CLEVELAND — A wrong-way driver tempted fate early Monday morning on I-480 near State Road and narrowly avoided causing a serious head-on collision in the westbound lanes, according to ODOT traffic camera video obtained by News 5 through a public records request. Monday’s near-miss, the second incident in the past six months involving a wrong-way driver near I-480 and State Road, comes as ODOT continues its efforts to curb the exceedingly rare but exceedingly dangerous issue of wrong-way traffic crashes.
Shortly before 12:15 a.m. on Monday, the driver of a white four-door sedan was heading south on State Road near the on-ramp to I-480 westbound. The traffic camera video shows the driver activate the car’s left turn signal before entering the exit ramp, which featured no fewer than four "wrong way" signs and a "do not enter" sign.
Forty seconds later, the driver of the sedan clipped the back of a small truck, which had swerved out of the way to avoid colliding with the wrong-way driver.
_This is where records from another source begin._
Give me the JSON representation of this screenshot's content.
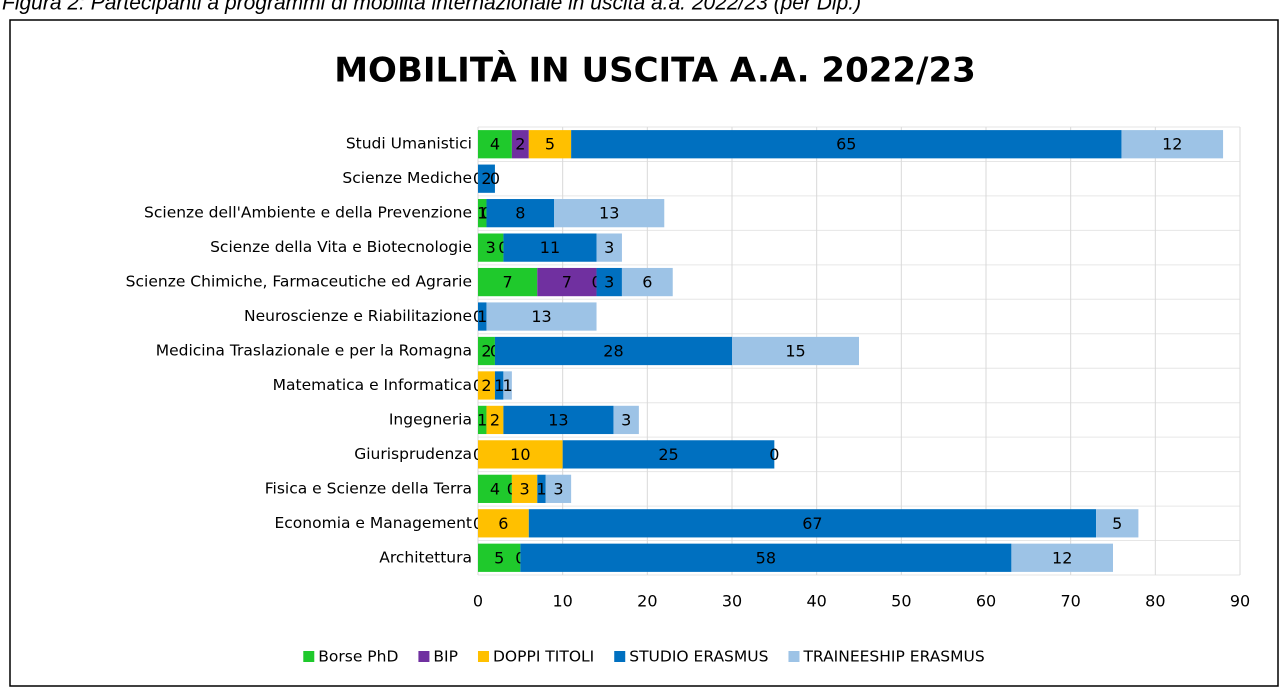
{
  "caption": "Figura 2: Partecipanti a programmi di mobilità internazionale in uscita a.a. 2022/23 (per Dip.)",
  "chart_data": {
    "type": "stacked-bar-horizontal",
    "title": "MOBILITÀ IN USCITA A.A. 2022/23",
    "categories": [
      "Studi Umanistici",
      "Scienze Mediche",
      "Scienze dell'Ambiente e della Prevenzione",
      "Scienze della Vita e Biotecnologie",
      "Scienze Chimiche, Farmaceutiche ed Agrarie",
      "Neuroscienze e Riabilitazione",
      "Medicina Traslazionale e per la Romagna",
      "Matematica e Informatica",
      "Ingegneria",
      "Giurisprudenza",
      "Fisica e Scienze della Terra",
      "Economia e Management",
      "Architettura"
    ],
    "series": [
      {
        "name": "Borse PhD",
        "color": "#1fc92c",
        "values": [
          4,
          0,
          1,
          3,
          7,
          0,
          2,
          0,
          1,
          0,
          4,
          0,
          5
        ]
      },
      {
        "name": "BIP",
        "color": "#7030a0",
        "values": [
          2,
          null,
          null,
          null,
          7,
          null,
          null,
          null,
          null,
          null,
          0,
          null,
          null
        ]
      },
      {
        "name": "DOPPI TITOLI",
        "color": "#ffc000",
        "values": [
          5,
          null,
          0,
          0,
          0,
          null,
          0,
          2,
          2,
          10,
          3,
          6,
          0
        ]
      },
      {
        "name": "STUDIO ERASMUS",
        "color": "#0070c0",
        "values": [
          65,
          2,
          8,
          11,
          3,
          1,
          28,
          1,
          13,
          25,
          1,
          67,
          58
        ]
      },
      {
        "name": "TRAINEESHIP ERASMUS",
        "color": "#9dc3e6",
        "values": [
          12,
          0,
          13,
          3,
          6,
          13,
          15,
          1,
          3,
          0,
          3,
          5,
          12
        ]
      }
    ],
    "xlim": [
      0,
      90
    ],
    "xticks": [
      0,
      10,
      20,
      30,
      40,
      50,
      60,
      70,
      80,
      90
    ],
    "grid": true,
    "legend": "bottom"
  }
}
There were no serious injuries.
In early December 2021, a suspected drunk driver also entered the exit ramp and began driving in the wrong direction on I-480. Fortunately, a state trooper spotted her and was able to perform a pursuit intervention technique, or PIT maneuver, before she caused a violent, head-on collision.
Although wrong-way crashes account for 0.01% of all traffic crashes statewide, they are 40 times more likely to result in serious injury or death.
“It is something that [ODOT] takes very seriously,” said ODOT spokesperson Amanda McFarland.
In recent years, ODOT has taken numerous steps to limit wrong-way crashes from happening, including the installation of additional "wrong way" signs on entry and exit ramps as well as additional signage that is located lower to the ground in order to be more present in drivers’ fields of view.
“We beefed up those signs and we also put them lower because statistics show that those that are impaired while behind the wheel tend to look down while driving,” McFarland said.
According to preliminary traffic crash data provided by the Ohio State Highway Patrol, there were nearly 1,000 wrong-way crashes on divided highways from 2016 through 2021. Those crashes, about a third of which involved an impaired driver, killed more than 130 people and injured around 800.
“Impaired driving is what causes the majority of these types of incidents. It’s literally like blindfolding yourself and throwing an arrow at a map to try to and figure out where the next one is going to occur,” McFarland said.
Over the past several years, the state has increased its efforts in collecting crash data and mapping wrong-way crashes in order to find commonalities. The tracking of that data led state leaders earlier this year to announce that ODOT would be installing up to 50 wrong way detection systems at 25 locations along the I-90 and I-71 corridors in the Cleveland area between West 150th Street and East 140th Street. Construction on the $1.8 million project should begin next year.
The wrong-way detection devices activate flashing lights to warn a driver that they are going the wrong way. The system, which also captures a small snippet of video to ensure the detection wasn’t a false alarm, also automatically notifies ODOT and the local police department.
“We are constantly tracking and monitoring where these incidents are occurring because we have seen such success in the Cincinnati area with this system. We do think if other corridors present themselves with the data that we’re tracking, we could certainly expand this system in Northeast Ohio and the Cleveland area specifically,” McFarland said. “In addition to the crash data and the wrong-way driver data that we looked at, we also looked at locations and ramps where there were alcohol establishments and restaurants that serve alcohol because, as we all know, that unfortunately plays a role in these wrong-way crashes.”